How to fix limitations of customer life stage groups
Customer life stage is a standard of segmentation. Customer stages like “new,” “active,” “lapsed,” and “lost” serve an important purpose by grouping customers into homogeneous, manageable clusters for marketing, value measurement, and investment decision-making. However, these definitions have limitations that you should consider and correct prior to sales applications.
Here are key limitations and how to overcome them.
Measurement windows are too broad
Most of these segments have a 6- or 12-month horizon for comparison. A “new” customer stays in that segment for 6 months, often regardless of spend or activity, whether based on total spend or number of orders. Similarly, a “lost” customer is usually defined as any spend in the past 13–24 months, but zero spend over the past 12 months. As you can see both the time and revenue windows are very large, and that dilutes usefulness.
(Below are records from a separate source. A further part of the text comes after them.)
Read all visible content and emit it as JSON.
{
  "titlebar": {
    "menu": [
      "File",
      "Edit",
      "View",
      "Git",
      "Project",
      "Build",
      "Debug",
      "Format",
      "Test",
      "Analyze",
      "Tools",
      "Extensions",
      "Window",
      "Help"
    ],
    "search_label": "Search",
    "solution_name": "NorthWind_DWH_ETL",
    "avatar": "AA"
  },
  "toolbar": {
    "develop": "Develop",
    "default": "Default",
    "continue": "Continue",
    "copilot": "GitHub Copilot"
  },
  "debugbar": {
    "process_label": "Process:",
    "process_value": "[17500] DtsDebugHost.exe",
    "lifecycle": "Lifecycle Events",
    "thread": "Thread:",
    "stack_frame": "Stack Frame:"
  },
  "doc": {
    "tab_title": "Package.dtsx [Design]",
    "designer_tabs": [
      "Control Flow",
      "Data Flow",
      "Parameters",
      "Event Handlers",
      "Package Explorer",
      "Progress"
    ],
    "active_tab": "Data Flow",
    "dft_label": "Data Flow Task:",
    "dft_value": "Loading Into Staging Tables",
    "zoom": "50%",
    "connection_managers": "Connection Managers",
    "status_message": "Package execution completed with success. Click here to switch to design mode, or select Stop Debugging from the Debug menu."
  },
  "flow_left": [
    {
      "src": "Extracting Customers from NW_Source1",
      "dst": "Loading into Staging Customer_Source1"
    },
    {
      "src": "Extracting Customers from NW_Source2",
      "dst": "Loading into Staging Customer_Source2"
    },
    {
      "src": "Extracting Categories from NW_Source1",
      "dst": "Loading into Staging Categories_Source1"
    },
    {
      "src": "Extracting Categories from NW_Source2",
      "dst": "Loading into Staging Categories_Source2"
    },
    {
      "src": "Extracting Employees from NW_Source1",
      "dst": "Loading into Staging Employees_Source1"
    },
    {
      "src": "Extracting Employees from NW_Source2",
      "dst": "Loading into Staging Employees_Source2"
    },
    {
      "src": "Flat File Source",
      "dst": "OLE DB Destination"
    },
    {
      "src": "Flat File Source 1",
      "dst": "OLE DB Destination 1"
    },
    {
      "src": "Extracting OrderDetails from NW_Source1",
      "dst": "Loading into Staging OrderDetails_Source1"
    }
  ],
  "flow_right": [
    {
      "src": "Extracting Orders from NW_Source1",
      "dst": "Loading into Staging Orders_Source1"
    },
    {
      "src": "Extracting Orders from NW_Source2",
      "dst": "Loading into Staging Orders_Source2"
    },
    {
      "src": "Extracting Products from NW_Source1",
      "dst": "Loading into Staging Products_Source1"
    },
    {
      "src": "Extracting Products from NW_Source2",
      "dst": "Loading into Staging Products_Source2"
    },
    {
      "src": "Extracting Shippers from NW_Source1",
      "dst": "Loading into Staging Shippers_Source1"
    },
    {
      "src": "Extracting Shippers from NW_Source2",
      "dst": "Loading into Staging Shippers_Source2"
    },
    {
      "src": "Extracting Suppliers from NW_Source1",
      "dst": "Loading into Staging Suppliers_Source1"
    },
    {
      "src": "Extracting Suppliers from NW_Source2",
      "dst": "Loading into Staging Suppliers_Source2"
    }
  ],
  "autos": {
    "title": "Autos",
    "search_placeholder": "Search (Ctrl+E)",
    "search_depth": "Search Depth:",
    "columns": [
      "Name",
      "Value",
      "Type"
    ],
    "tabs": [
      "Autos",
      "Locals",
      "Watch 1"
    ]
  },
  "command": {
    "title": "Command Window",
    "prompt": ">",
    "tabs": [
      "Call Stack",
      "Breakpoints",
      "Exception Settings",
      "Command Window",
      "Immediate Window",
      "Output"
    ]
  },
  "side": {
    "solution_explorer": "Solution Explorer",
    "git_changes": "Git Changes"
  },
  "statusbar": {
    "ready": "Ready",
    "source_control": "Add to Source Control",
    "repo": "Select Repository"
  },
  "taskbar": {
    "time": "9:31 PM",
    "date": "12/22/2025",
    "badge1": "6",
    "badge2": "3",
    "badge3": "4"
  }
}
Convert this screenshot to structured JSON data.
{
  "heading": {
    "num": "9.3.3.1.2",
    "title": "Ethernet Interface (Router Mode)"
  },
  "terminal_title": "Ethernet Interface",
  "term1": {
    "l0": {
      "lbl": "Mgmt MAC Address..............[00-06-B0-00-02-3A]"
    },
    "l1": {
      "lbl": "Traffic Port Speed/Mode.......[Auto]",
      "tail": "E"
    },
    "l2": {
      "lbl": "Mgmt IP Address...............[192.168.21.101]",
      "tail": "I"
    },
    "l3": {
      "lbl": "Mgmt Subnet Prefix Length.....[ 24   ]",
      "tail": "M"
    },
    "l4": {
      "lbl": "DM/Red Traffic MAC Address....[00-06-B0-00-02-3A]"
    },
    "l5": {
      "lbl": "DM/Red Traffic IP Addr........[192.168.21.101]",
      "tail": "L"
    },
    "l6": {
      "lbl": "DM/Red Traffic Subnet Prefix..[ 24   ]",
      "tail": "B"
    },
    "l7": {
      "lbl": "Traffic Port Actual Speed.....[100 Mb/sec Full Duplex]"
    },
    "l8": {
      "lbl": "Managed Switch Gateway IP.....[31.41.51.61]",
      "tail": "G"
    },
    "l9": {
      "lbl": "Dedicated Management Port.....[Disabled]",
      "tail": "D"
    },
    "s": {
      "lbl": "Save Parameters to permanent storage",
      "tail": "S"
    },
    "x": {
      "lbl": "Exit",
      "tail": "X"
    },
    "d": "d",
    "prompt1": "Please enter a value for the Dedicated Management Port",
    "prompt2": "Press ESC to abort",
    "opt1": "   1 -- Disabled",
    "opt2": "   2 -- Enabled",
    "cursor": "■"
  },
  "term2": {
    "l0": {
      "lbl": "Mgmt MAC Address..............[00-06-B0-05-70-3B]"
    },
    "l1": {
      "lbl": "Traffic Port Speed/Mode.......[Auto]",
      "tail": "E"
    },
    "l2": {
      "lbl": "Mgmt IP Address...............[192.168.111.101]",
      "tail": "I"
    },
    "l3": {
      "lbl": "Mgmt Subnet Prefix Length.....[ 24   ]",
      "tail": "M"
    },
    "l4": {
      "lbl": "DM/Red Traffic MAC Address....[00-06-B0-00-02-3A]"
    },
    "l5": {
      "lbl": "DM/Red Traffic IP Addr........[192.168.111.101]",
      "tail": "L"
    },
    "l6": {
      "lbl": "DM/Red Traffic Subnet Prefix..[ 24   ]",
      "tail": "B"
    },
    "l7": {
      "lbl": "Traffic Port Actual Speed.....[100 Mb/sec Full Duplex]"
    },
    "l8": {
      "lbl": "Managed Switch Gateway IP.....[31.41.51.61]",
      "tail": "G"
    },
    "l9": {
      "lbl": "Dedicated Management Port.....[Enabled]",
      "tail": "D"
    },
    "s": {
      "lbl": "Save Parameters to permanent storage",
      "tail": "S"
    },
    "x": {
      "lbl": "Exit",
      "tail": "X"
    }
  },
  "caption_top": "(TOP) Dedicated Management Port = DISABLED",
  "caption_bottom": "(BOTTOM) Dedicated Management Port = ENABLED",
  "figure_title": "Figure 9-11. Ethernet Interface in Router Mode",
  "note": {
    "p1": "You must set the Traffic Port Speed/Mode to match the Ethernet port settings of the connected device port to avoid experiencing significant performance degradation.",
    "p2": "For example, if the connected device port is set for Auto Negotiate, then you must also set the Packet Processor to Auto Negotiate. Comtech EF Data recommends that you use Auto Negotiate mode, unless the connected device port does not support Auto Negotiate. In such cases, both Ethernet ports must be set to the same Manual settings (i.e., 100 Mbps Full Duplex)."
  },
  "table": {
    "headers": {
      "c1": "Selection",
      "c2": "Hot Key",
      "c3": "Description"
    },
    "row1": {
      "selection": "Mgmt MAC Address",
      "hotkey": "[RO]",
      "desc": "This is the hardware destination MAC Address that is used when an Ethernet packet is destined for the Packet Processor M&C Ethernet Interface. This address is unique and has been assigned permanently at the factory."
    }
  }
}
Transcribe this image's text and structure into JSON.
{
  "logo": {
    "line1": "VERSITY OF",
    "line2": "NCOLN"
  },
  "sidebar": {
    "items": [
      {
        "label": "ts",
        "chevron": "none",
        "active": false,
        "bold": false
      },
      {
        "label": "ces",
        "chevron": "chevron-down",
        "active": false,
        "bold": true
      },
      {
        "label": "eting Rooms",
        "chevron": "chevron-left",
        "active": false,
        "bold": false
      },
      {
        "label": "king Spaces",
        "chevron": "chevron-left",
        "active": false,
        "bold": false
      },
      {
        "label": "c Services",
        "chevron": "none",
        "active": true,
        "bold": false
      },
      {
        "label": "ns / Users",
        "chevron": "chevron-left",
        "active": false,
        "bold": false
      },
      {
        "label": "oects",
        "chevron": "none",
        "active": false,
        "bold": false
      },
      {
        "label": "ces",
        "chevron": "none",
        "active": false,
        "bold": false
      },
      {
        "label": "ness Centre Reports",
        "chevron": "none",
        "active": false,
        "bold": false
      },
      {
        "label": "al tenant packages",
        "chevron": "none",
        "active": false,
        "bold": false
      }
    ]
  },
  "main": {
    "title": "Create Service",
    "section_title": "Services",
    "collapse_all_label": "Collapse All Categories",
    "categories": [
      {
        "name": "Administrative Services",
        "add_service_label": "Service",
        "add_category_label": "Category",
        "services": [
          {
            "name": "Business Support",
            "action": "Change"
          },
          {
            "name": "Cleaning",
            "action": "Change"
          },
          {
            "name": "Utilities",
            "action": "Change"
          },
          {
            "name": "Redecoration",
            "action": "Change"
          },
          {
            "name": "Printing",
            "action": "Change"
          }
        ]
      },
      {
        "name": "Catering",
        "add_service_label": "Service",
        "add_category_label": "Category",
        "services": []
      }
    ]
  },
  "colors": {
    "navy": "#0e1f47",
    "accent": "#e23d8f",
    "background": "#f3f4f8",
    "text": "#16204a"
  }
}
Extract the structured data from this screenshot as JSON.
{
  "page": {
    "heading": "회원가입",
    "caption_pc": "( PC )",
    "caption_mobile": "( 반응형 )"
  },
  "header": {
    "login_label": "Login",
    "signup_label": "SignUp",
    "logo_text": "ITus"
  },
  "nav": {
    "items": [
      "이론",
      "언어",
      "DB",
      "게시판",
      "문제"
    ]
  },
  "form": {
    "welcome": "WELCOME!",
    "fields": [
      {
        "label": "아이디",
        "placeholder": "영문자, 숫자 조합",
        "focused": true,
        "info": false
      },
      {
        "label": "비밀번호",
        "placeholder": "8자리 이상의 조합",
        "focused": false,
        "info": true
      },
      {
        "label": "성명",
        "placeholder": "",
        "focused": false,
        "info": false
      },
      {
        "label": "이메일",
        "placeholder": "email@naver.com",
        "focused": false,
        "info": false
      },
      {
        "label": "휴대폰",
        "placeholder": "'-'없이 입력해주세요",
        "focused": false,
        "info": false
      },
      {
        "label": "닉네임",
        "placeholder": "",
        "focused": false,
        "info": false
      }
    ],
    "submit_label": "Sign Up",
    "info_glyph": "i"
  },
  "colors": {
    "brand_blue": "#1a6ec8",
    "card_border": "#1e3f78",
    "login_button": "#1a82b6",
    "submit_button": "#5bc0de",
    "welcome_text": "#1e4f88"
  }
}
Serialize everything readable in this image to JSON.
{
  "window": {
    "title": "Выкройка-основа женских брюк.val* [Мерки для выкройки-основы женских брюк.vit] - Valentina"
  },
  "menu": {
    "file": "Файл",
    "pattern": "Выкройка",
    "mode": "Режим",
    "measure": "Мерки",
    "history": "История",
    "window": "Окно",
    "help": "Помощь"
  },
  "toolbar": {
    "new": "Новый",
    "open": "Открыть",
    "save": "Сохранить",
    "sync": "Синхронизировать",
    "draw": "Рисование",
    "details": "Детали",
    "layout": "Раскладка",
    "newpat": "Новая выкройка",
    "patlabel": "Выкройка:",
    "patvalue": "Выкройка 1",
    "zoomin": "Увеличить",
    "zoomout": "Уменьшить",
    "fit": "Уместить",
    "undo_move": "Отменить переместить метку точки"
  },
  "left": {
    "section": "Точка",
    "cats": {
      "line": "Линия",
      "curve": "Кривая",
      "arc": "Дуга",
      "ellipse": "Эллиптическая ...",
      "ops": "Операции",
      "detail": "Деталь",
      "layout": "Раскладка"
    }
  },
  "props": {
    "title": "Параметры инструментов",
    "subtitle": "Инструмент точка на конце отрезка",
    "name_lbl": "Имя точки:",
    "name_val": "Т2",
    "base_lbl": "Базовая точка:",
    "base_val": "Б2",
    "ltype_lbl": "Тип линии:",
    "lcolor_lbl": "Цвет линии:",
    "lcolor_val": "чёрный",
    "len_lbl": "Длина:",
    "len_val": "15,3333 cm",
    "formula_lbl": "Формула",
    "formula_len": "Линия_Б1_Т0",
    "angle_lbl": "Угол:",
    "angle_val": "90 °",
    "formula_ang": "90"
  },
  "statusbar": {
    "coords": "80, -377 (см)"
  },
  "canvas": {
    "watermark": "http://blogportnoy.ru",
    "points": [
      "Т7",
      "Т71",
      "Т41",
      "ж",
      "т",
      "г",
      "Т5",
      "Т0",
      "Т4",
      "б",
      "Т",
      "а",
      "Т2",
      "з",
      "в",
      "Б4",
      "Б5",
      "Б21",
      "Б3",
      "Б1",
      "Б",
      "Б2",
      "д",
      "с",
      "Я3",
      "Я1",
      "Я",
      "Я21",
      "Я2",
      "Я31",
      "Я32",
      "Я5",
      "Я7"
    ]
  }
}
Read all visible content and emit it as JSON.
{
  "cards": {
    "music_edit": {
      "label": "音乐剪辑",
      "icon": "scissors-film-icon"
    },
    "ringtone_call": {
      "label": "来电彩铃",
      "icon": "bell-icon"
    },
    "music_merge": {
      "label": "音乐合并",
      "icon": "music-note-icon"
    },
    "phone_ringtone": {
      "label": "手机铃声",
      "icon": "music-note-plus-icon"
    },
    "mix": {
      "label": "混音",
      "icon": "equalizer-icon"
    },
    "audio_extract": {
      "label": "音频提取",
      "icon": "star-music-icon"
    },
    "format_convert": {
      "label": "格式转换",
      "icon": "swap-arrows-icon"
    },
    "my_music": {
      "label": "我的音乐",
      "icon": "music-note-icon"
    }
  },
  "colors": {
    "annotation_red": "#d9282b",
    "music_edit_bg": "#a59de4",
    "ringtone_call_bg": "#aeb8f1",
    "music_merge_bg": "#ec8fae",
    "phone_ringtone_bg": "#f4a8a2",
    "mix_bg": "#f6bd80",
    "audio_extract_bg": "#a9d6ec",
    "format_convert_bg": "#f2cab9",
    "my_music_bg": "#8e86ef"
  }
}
Regarding time, this can be a few weeks or up to 24 months, and regarding revenue, the measure can be a few hundred dollars to several thousand.
Corrections: Create smaller segments for sales applications with sub-definitions. These can be arbitrary to follow a business threshold (i.e., 6 months or $2,000) or they can segment eligible customers into equal percentages, like 50-50 or 33-33-33 percent.
Another option is to create “run-rates” based on a larger window, but track smaller increments. For example, if “lost” customers are tracking 30% over 12 months, use a rolling 3-month window and 7.5% as the expected rate for this time window. Over time, you will arrive at a number that works for you.
Lack of interactivity
Once you have defined customer segments, customers are targeted for campaigns based on the static view. However, from a sales perspective, many factors influence customers’ migration from one segment to another. The quality of the rep (overall experience including with company, performance level), quality and quantity of the interaction, and tenure of the rep with the customer are all critical to influencing customer behavior.
Plus social media plays an increasing role in gauging customer sentiment. Social media gives many options for an alert sales force to listen and reach out proactively to customer needs.
Corrections: Allow for scoring within each segment based on interactions, and then have reps follow-up with customers. In the catalog world, it has long been known that product returns are actually a top predictor of repeat purchase. That hardly deserves a sales call, but for an early-stage customer this could be a significant differentiator to accelerate them into an active buying cycle.
Also by creating sub-segments, sales reps can initiate conversation with smaller changes in customer behavior, which leads to a more timely conversation.
Bias towards past or present value
All these segment definitions are based on what is already known about customers, not what is expected. With new customers, attempting to estimate their next 6- or 12-month value will be very helpful so you can take immediate actions rather than wait for customers to “prove themselves.” A placebo effect might create a self-fulfilling prophecy and grow value among new customers, but this is not likely to be the norm.
In the case of lapsed customers, the reverse is true. The emphasis is on the current value and less emphasis (or none!) on where the customers were 12-24 months ago. Thus customers who peaked much higher tend to get treated similar to customers who may not have such potential or share of wallet.
By looking at the past – or a single point – of value, trends also can be missed.
Corrections: Create future value measure for each outcome. Identify early stage customer trends to track and nurture new customers. When looking at retention, add “weights” for peak spend to give former high-value customers more priority.
Using two points of customer value allows you to capture trending info, and this is another way to differentiate among customers with an eye towards future value.
Set up a method you’re comfortable with that produces a future value. This can be simple up/down metric or a more elaborate statistical model. Within each life cycle segment, make a two- or three-way split of customers based on estimated future value. Have sales reps suggest and contribute additional metrics tied to their performance. For example, deeper category penetration as a goal with the early-stage customers.
In closing, for customer segmentation to bring better ROI for sales, three elements must be in place:
- Actionability should be tactically focused with short windows
- Have a future value orientation
- Ensure that reps take responsibility for their customer interactions. Getting sale reps’ input, recognizing their workload/behaviors, and providing a long-term perspective can enhance the value of segmentation for the benefit of sales.